Celui qui posséderait cette flotte serait virtuellement le nouvel Empereur.
— Aucun officier impérial ne refuserait de tenter sa chance, si minime soit-elle, de retrouver la flotte Katana. L’Éviscérateur partira pour Ord Mirit, cela ne fait aucun doute. Ord Mirit est à douze heures de Borleias, non ?
— Ajoutées aux quatre heures qui séparent Venjagga d’Ord Mirit, cela nous laisse seize heures pour prendre Borleias, Le raid se déroulera comme suit : l’Escadron Rogue attaquera et fera sauter le conduit. Pendant que nous attirerons l’attention sur nous, le lieutenant Page et ses soldats, ainsi qu’un certain nombre d’unités similaires, s’infiltreront dans la base et la mettront hors de combat. Ils démoliront aussi le spatioport de Biotics.

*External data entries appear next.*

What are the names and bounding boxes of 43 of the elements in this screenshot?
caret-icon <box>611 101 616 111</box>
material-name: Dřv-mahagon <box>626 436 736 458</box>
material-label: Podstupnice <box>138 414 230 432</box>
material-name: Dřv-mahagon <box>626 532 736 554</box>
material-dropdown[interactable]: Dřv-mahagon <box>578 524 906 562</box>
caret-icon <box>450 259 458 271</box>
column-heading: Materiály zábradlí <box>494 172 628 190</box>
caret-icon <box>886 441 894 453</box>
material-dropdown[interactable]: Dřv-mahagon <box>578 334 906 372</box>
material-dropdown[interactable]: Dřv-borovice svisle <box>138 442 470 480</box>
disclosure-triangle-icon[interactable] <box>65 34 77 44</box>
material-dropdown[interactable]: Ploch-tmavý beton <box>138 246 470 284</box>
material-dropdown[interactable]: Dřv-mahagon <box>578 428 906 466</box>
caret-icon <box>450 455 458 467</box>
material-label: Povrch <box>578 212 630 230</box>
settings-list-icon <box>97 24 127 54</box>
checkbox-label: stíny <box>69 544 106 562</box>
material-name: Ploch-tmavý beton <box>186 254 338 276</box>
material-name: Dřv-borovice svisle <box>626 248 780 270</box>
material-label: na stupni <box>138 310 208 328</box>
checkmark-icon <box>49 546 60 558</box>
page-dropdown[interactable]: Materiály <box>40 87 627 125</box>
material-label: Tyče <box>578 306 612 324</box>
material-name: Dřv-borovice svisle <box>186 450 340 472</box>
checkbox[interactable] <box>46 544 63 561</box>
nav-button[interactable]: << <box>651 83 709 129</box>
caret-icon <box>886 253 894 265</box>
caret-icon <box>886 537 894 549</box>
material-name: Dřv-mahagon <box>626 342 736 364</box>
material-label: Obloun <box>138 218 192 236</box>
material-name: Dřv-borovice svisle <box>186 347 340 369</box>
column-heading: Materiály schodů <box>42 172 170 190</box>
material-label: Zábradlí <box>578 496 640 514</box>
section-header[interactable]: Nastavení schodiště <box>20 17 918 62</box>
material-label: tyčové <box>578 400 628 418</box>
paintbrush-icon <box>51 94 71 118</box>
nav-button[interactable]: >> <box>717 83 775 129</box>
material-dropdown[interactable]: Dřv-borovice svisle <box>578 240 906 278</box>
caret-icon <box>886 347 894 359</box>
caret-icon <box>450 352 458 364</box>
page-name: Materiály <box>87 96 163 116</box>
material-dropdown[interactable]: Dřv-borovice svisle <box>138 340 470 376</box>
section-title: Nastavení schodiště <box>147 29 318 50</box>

Puis mes chasseurs repartiront.
— À ce moment, l’arrivée de mes Défenseurs et des autres vaisseaux venant de Venjagga permettra de distraire suffisamment les Impériaux pour que les unités de Page envahissent la base sans l’endommager.
— La sécurité devra être resserrée lors de ce retour à Lunenoire, dit Ackbar.
— Oui, monsieur. Mais nous avons un certain nombre d’avantages. Derricote ne pensera pas nous voir revenir si vite, surtout au moment où la position de la lune bloque notre vecteur de sortie. Nous préparons un package de simulation pour camoufler l’identité de notre cible. Nos pilotes ne sauront pas où ils vont, mais ils seront informés de ce qui les attendra quand ils arriveront.
Le Calamarien hocha la tête.
— Il faudra cacher tout ça à votre second.
— Je sais, et lui aussi. Il ne fera pas partie de l’opération. Et il a accepté de ne pas être informé.
— Je pense que le plan est bon, mais il peut encore être amélioré. Quelque chose me tracasse, commandant Antilles. Au sujet de votre escadron et de l’infanterie.
— Oui ?
— Si les opérations sont lancées simultanément à Venjagga et Borleias – ce qui me semble aller de soi pour que l’Éviscérateur n’ait pas le temps de prévenir Borleias –, l’arrivée de nos renforts prendra au moins quatre heures. L’autonomie des combinaisons de vol est de trois heures. Si un homme reste en arrière, il sera condamné.
— Je le sais, monsieur.
— Et vos pilotes ?
— Ils en seront informés avant de se porter volontaires. Je n’ai que six vaisseaux en état de vol.
— Examinons tout ça encore une fois, dit Ackbar. Il faut nous assurer que les bénéfices vaudront les pertes. Je pense pouvoir faire accepter le plan par le Conseil Provisoire, mais quelques modifications s’imposent. Si tout va bien, le chemin de Coruscant nous sera finalement ouvert.